En regardant de plus près le paysage cinématographique canadien des dix dernières années, force est de constater l’émergence d’un cinéma autochtone porté à bout de bras  et en grande majorité  par des femmes issues de diverses nations et vivant sur l’Île de la Grande Tortue. Inspirées dans leur pratique par les femmes de leur communauté et par le pouvoir d’action et de guérison qu’elles incarnent, de par les rôles culturels qu’elles jouent depuis toujours (enseignantes, soignantes, cheffes spirituelles et politiques, mères et conteuses) ces artistes utilisent le cinéma pour se réapproprier leur culture et pour faire entendre leur voix ainsi que celles de leurs peuples. En tant qu’exemples prégnants de souveraineté visuelle, c’est-à-dire d’autoreprésentation et de décolonisation des images coloniales stéréotypées [1], les œuvres nées du potentiel régénérateur de ces cinéastes proposent ainsi l’exploration de divers genres permettant d’illustrer les complexités ainsi que la beauté de cultures en mode de survivance, un état de célébration culturelle à l’abri de la victimisation [2].
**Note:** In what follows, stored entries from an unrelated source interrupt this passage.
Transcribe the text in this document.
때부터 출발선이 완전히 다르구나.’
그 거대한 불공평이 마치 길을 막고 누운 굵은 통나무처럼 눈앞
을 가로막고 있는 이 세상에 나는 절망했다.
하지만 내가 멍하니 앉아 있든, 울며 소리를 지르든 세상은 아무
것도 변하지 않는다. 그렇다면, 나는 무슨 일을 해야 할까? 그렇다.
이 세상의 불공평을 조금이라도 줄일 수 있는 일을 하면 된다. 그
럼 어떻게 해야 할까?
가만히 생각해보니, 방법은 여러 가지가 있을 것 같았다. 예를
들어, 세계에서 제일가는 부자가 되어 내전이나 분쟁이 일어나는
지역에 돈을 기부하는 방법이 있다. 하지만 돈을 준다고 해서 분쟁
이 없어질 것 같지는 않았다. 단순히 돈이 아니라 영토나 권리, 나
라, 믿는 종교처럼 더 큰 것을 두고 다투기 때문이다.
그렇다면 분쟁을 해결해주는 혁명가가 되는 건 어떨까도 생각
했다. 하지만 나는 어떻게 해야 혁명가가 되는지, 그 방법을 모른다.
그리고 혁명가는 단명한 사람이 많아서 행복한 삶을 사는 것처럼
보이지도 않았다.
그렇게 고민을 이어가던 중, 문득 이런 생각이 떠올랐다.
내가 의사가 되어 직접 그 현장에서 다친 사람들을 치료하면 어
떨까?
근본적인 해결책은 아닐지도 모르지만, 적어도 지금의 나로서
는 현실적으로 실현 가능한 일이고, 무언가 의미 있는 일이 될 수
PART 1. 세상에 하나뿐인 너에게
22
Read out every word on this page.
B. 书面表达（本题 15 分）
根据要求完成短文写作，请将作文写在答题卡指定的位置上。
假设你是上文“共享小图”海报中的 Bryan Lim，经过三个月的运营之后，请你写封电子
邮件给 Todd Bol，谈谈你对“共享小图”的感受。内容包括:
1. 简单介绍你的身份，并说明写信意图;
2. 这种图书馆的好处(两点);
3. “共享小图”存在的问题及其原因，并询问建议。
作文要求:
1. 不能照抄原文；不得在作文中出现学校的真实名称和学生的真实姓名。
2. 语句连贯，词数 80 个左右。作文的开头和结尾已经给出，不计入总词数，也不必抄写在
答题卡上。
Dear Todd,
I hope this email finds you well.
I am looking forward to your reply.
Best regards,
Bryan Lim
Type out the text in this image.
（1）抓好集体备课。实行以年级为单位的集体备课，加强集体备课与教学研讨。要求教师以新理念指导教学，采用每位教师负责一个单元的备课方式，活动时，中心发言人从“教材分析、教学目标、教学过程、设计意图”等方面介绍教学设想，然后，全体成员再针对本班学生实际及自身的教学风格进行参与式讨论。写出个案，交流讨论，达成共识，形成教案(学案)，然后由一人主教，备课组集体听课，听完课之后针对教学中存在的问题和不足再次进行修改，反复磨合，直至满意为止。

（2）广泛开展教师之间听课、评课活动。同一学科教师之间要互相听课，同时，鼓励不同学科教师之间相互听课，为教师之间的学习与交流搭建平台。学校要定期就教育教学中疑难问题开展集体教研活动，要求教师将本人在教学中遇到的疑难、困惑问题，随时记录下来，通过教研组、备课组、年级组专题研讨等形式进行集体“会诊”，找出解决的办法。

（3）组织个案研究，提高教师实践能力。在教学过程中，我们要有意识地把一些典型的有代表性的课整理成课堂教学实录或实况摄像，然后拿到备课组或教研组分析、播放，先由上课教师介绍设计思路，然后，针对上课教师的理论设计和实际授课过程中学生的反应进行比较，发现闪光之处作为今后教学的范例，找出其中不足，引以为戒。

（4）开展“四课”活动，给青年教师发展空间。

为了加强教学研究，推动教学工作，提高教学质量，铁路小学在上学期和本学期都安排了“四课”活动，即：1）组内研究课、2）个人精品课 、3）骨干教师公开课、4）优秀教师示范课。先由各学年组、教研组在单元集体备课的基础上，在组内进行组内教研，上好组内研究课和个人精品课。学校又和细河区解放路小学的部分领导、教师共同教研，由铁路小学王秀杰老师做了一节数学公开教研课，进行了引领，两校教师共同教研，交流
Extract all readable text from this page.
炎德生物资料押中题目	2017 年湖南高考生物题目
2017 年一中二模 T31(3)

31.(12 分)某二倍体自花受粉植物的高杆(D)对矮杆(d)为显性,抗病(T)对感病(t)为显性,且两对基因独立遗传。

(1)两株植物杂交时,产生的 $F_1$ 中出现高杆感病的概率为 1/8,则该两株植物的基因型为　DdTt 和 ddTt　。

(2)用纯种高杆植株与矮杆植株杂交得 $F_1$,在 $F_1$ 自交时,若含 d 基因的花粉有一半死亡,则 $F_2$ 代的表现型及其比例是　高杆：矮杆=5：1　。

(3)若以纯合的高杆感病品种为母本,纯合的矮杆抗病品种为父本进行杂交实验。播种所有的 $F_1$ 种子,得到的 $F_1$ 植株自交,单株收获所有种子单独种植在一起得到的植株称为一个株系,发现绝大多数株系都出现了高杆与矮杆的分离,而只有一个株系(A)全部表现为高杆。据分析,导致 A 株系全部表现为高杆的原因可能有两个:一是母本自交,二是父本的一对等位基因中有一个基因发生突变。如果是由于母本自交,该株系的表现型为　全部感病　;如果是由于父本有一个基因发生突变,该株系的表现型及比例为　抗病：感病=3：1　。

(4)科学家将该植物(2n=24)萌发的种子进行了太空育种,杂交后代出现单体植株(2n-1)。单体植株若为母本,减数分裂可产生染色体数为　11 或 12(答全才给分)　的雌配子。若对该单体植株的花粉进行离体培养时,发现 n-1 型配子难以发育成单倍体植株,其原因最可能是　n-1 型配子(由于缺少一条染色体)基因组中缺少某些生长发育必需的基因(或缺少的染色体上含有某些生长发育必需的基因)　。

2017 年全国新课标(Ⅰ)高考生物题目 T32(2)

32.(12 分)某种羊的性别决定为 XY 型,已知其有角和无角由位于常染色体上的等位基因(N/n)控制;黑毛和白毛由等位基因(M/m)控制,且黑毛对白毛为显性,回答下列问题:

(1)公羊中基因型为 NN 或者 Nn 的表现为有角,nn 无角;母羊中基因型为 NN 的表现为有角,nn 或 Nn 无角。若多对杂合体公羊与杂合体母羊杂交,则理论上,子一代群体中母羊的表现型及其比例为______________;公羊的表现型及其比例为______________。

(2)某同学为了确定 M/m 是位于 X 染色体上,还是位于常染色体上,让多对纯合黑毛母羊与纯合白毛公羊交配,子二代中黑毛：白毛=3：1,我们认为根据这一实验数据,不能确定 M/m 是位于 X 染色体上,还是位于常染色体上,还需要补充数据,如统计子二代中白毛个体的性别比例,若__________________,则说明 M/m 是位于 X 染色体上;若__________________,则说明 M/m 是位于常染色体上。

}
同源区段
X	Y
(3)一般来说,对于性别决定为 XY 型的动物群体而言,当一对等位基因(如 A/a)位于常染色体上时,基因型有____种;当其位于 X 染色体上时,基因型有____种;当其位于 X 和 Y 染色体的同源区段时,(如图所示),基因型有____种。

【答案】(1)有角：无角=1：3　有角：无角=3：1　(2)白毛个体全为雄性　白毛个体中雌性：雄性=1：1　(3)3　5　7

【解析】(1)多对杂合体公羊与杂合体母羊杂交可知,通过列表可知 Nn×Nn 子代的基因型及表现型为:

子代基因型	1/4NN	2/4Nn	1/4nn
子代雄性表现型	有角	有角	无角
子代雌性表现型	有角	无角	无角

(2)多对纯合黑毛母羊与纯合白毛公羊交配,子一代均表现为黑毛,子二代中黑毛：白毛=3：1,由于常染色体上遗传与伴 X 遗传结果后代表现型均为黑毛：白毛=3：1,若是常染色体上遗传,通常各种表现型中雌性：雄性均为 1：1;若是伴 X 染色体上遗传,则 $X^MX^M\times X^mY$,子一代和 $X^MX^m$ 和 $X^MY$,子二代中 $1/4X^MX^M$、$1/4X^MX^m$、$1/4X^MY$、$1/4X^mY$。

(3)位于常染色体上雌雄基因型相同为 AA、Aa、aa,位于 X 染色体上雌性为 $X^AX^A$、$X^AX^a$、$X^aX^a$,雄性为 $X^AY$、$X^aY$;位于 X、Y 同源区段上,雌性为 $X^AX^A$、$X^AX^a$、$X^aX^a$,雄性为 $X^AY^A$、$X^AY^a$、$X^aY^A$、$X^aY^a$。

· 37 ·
Cette lutte pour une réhabilitation des individus et des communautés écorchés vifs par la colonisation et ses effets (qui perdurent à ce jour) est par ailleurs menée de front par celle que l’on nomme la matriarche du cinéma autochtone, Alanis Obomsawin, cette dernière utilisant le documentaire depuis plus de cinquante ans pour éduquer, dénoncer et remettre les pendules à l’heure en ce qui concerne l’histoire des revendications des nations autochtones canadiennes. En ce sens, le documentaire a pendant longtemps été (et demeure à certains égards) le genre de prédilection pour ces réalisatrices qui aujourd’hui encore, utilisent le poids de cet outil qu’est le cinéma pour enraciner leurs récits dans un vécu où le témoignage se fait garant d’une mémoire millénaire. Or, plus récemment, celles que l’on nomme la nouvelle génération de cinéastes engagées (Lisa Jackson, Amanda Strong, Caroline Monnet, Elle-Maijà Tailfeathers ainsi que les jeunes réalisatrices du Wapikoni mobile) se plaisent à mélanger les genres, à jouer avec les mots et les images afin de représenter plus fidèlement le caractère abstrait, ludique, ouvert et profondément créateur de leurs cultures et nations. Par exemple, la présence d’images d’animation recréant l’univers fantastique des légendes traditionnelles (Lumaajuuq, Alethea Arnaquq-Baril2010) et la multiplication des récits fictionnels qui traitent de sujets actuels tels que la disparition et l’assassinat des femmes autochtones (Rustic Oracle, Sonia Bonspille Boileau2019) ajoutent au corpus documentaire abondant et donnent lieu à des explorations plus nuancées et peut-être aussi plus riches de ces cultures où l’oralité, avec tout ce qu’elle recèle d’images et de symboles, a pendant longtemps eu préséance.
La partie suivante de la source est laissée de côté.